REPUBLIKA.CO.ID, JAKARTA -- Peneliti Pusat Studi Hukum dan Kebijakan Indonesia (PSHK) Miko Susanto Ginting menuturkan sebaiknya Dewan Perwakilan Rakyat (DPR) sesegera mungkin memfungsikan Majelis Kehormatan Dewan (MKD) untuk mengambil sikap terhadap Setya Novanto.
Miko mengatakan, hal itu untuk menjaga dan menegakkan kehormatan dan keluhuran martabat DPR sebagai lembaga perwakilan rakyat. Mangkir berkali-kali hingga menghilang saat dijemput paksa oleh Komisi Pemberantasan Korupsi (KPK) harus disikapi sebagai pengabaian kewajiban hukum seorang anggota DPR.

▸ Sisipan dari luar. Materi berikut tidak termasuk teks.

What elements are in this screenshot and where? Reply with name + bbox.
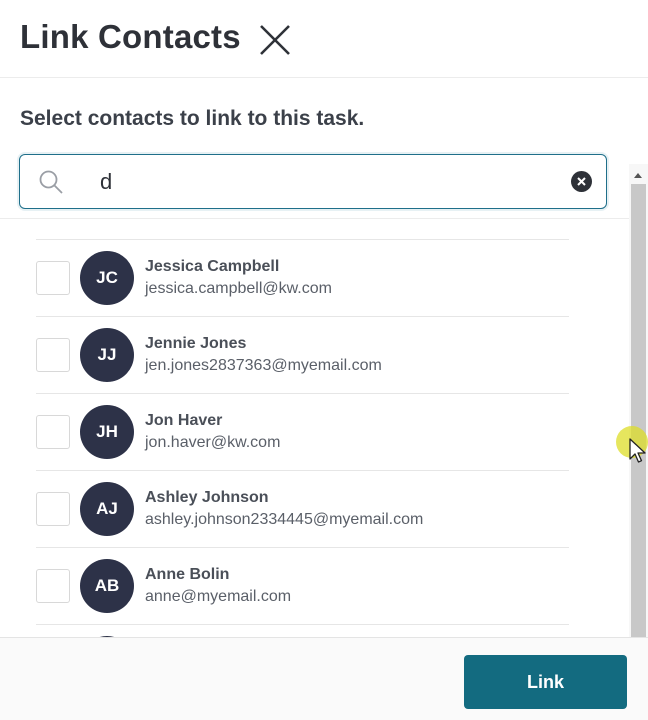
contact-email: jessica.campbell@kw.com [145, 280, 332, 297]
contact-row[interactable]: JC Jessica Campbell jessica.campbell@kw.… [36, 240, 569, 317]
clear-icon [577, 177, 586, 186]
search-input[interactable] [100, 165, 560, 199]
avatar: JC [80, 251, 134, 305]
search-icon [39, 170, 63, 194]
mouse-pointer-icon [629, 438, 646, 463]
contact-list[interactable]: JC Jessica Campbell jessica.campbell@kw.… [0, 222, 608, 637]
contact-checkbox[interactable] [36, 261, 70, 295]
avatar: AB [80, 559, 134, 613]
avatar: JH [80, 405, 134, 459]
clear-search-button[interactable] [571, 171, 592, 192]
dialog-title: Link Contacts [20, 18, 241, 55]
avatar: JJ [80, 328, 134, 382]
contact-row[interactable]: AJ Ashley Johnson ashley.johnson2334445@… [36, 471, 569, 548]
search-field[interactable] [19, 154, 607, 209]
contact-row[interactable] [36, 625, 569, 637]
contact-name: Jessica Campbell [145, 258, 280, 275]
contact-email: jon.haver@kw.com [145, 434, 281, 451]
scroll-up-icon[interactable] [634, 173, 642, 178]
contact-checkbox[interactable] [36, 569, 70, 603]
contact-email: anne@myemail.com [145, 588, 292, 605]
close-button[interactable] [257, 22, 293, 58]
contact-checkbox[interactable] [36, 415, 70, 449]
contact-email: jen.jones2837363@myemail.com [145, 357, 382, 374]
contact-row[interactable]: JH Jon Haver jon.haver@kw.com [36, 394, 569, 471]
divider [0, 218, 630, 219]
contact-name: Anne Bolin [145, 566, 230, 583]
avatar: AJ [80, 482, 134, 536]
dialog-footer: Link [0, 637, 648, 720]
contact-row[interactable]: AB Anne Bolin anne@myemail.com [36, 548, 569, 625]
contact-checkbox[interactable] [36, 338, 70, 372]
contact-row[interactable]: JJ Jennie Jones jen.jones2837363@myemail… [36, 317, 569, 394]
close-icon [260, 25, 290, 55]
contact-checkbox[interactable] [36, 492, 70, 526]
contact-name: Jon Haver [145, 412, 223, 429]
instruction-text: Select contacts to link to this task. [20, 107, 365, 130]
contact-name: Jennie Jones [145, 335, 247, 352]
dialog-header: Link Contacts [0, 0, 648, 78]
dialog-body: Select contacts to link to this task. JC… [0, 82, 648, 719]
contact-name: Ashley Johnson [145, 489, 269, 506]
link-button[interactable]: Link [464, 655, 627, 709]
contact-email: ashley.johnson2334445@myemail.com [145, 511, 424, 528]
dialog-scrollbar-thumb[interactable] [631, 184, 646, 642]
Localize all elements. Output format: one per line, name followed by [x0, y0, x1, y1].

"Padahal Kode Etik dalam Pasal 2 mencantumkan bahwa anggota bertanggung jawab mengemban amanat rakyat, melaksanakan tugasnya secara adil dan mematuhi hukum," kata dia dalam keterangan pers yang diterima Republika.co.id, Jumat (17/11).
Dengan pertimbangan tersebut, lanjut Miko, MKD perlu mengadakan sidang untuk memutuskan sikap mereka atas perilaku yang ditunjukkan oleh Setya Novanto. Proses persidangan oleh MKD ini tidak mengesampingkan penyidikan, penuntutan, dan pemeriksaan sidang pengadilan nantinya terhadap Novanto.
Miko melanjutkan, proses pengusutan oleh KPK adalah proses yang berbeda dengan proses di MKD. Dalam konteks ini, MKD berfungsi untuk menjaga marwah dan kepercayaan publik terhadap institusi DPR. Proses peradilan terhadap Novanto sudah mulai berjalan dan seharusnya tetap berjalan secara transparan dan akuntabel.
Miko mengungkapkan sepatutnya DPR secara kelembagaan menunjukkan posisinya. Dengan berkali-kali mangkir dari kewajibannya untuk diperiksa KPK selaku tersangka, Setya Novanto tidak menunjukkan teladan yang sepatutnya sebagai ketua DPR.
Ditambah dengan kejadian terkini, yaitu kecelakaan Novanto di Permata Hijau, yang mana berbarengan dengan situasi di mana Setya Novanto hendak dijemput oleh KPK. Patut dipertanyakan itikad baiknya dalam menjalankan kewajibannya sebagai warga negara yang taat hukum.